Rudolf Carnap (May 18, 1891 – September 14, 1970) was born in Ronsdorf, Germany. German philosopher, one of the most important exponents of the Vienna Circle, a philosophical collective formed by Moritz Schlick, in which the philosophers Kurt Gödel and Otto Neurath stood out. Throughout his career, Carnap served as a professor of philosophy in different universities (Vienna and Prague). Before World War II broke out, he moved to the United States, where he continued teaching in Chicago, Princeton, and Los Angeles. For his contributions concerning neo-positivism, the construction of logical systems and discourse analysis is considered one of the most relevant philosophers of the twentieth century.
Son of Johannes Carnap and Anna Dorpfeld. Carnap was born into a modest German-Western family, which provided him with a good education. He began his academic training at the Barmen Gymnasium. Between 1910 and 1914 he studied philosophy, mathematics and traditional logic at the universities of Jena and Freiburg. While studying at the University of Jena he was a disciple of the mathematician Gottlob Frege, who at that time was known for his studies on mathematical logic, becoming seen as one of the most prominent exponents of his time; Frege’s work profoundly influenced Carnap’s studies.

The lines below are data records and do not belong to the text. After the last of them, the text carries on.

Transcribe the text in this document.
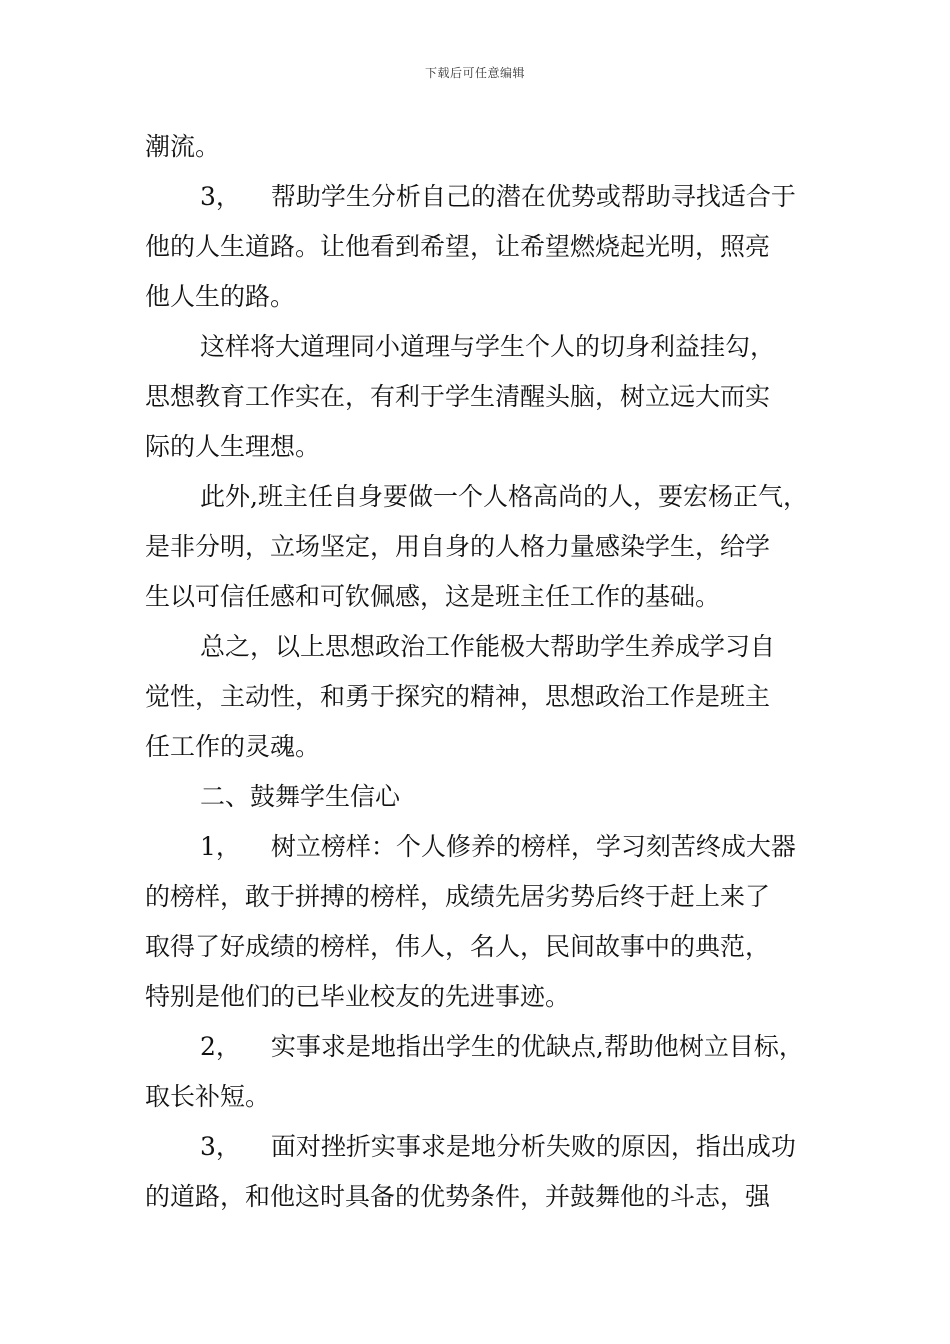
下载后可任意编辑
潮流。
3， 帮助学生分析自己的潜在优势或帮助寻找适合于
他的人生道路。让他看到希望，让希望燃烧起光明，照亮
他人生的路。
这样将大道理同小道理与学生个人的切身利益挂勾，
思想教育工作实在，有利于学生清醒头脑，树立远大而实
际的人生理想。
此外,班主任自身要做一个人格高尚的人，要宏杨正气，
是非分明，立场坚定，用自身的人格力量感染学生，给学
生以可信任感和可钦佩感，这是班主任工作的基础。
总之，以上思想政治工作能极大帮助学生养成学习自
觉性，主动性，和勇于探究的精神，思想政治工作是班主
任工作的灵魂。
二、鼓舞学生信心
1， 树立榜样：个人修养的榜样，学习刻苦终成大器
的榜样，敢于拼搏的榜样，成绩先居劣势后终于赶上来了
取得了好成绩的榜样，伟人，名人，民间故事中的典范，
特别是他们的已毕业校友的先进事迹。
2， 实事求是地指出学生的优缺点,帮助他树立目标，
取长补短。
3， 面对挫折实事求是地分析失败的原因，指出成功
的道路，和他这时具备的优势条件，并鼓舞他的斗志，强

After the outbreak of the First World War, he entered the University of Berlin, where he continued his philosophical training. Later he obtained his doctorate at the University of Jena with the thesis on the concept of space, which he divided into three types: space physical, intuitive space, and formal space. Since then he began to carry out research in which he addressed topics such as time and causality, and also discussed theories of symbolic and physical logic.
Towards the end of the 1920s, he began to work as a professor of philosophy in Vienna, at which time he associated with the Vienna Circle.Philosophical collective founded by the empiricist logical Moritz Schlick, who invited Carnap to participate in meetings and studies of the circle. At that time the group was trying to create a scientific perspective of the world, through which the rigor of the exact sciences could be applied in philosophical theories and their studies, an idea that contrasted with the philosophical approach of the time, which was carried out Verifications based on deductions through an unofficial or strict language, which opened space for any doubts.
In 1929 the circle presented the manifesto The scientific conception of the world: the Vienna Circle, written by Otto Neurath. This showed the signatures of Carnap and Hans Hahn. In the manifesto the circle set out the principles of neo-positivism and its opposition to meaningless metaphysics, emphasizing the importance of verifiability; these approaches were inspired by the work of Wittgenstein Tractatus logico-philosophicus (logical-philosophical treatise).
During this period the philosopher delved into the philosophical problems and the language with which they are addressed. Because these problems derived from the inappropriate use of language, to test this approach he carried out various studies in which he tried to build logical systems that were capable of avoiding ambiguities and misuse of language. In parallel, he focused on analyzing scientific discourse, among the most outstanding works that addressed these themes are: The logical structure of the world (1928), the overcoming of metaphysics through the logical analysis of language (1931) and The logical syntax of the language (1934). Towards the middle of the 1930s, he moved to the United States, motivated by the rise of Nazism in Germany. When he settled down, he began working as a professor at the University of Chicago, an institution where he worked until the early 1950s.
In these years he wrote Investigations in semantics (1942-47), Meaning and necessity (1947) and Logical foundations of probability (1950). In the first two books he studied the formal and conceptual aspect of language and in Logical Foundations of the probability in which he distinguished between statistics and logic, generating important contributions in the field of statistics. Between 1952 and 1954 he taught at Princeton, followed by moving to California where he was hired as a professor at the University of California. He worked until the 1960s.
In the last years of his career, Carnap published Introduction to Symbolic Logic (1954), Philosophy Della Scienza: anthology (1964) and Philo Foundations Of Physics (1966), among others. Throughout his academic career, Carnap defended and promoted the principles of mathematical logic or symbolic logic, through which he tried to create a scientific perspective of the world.
After a long and outstanding academic career Carnap, he died on September 14, 1970, in Los Angeles, California.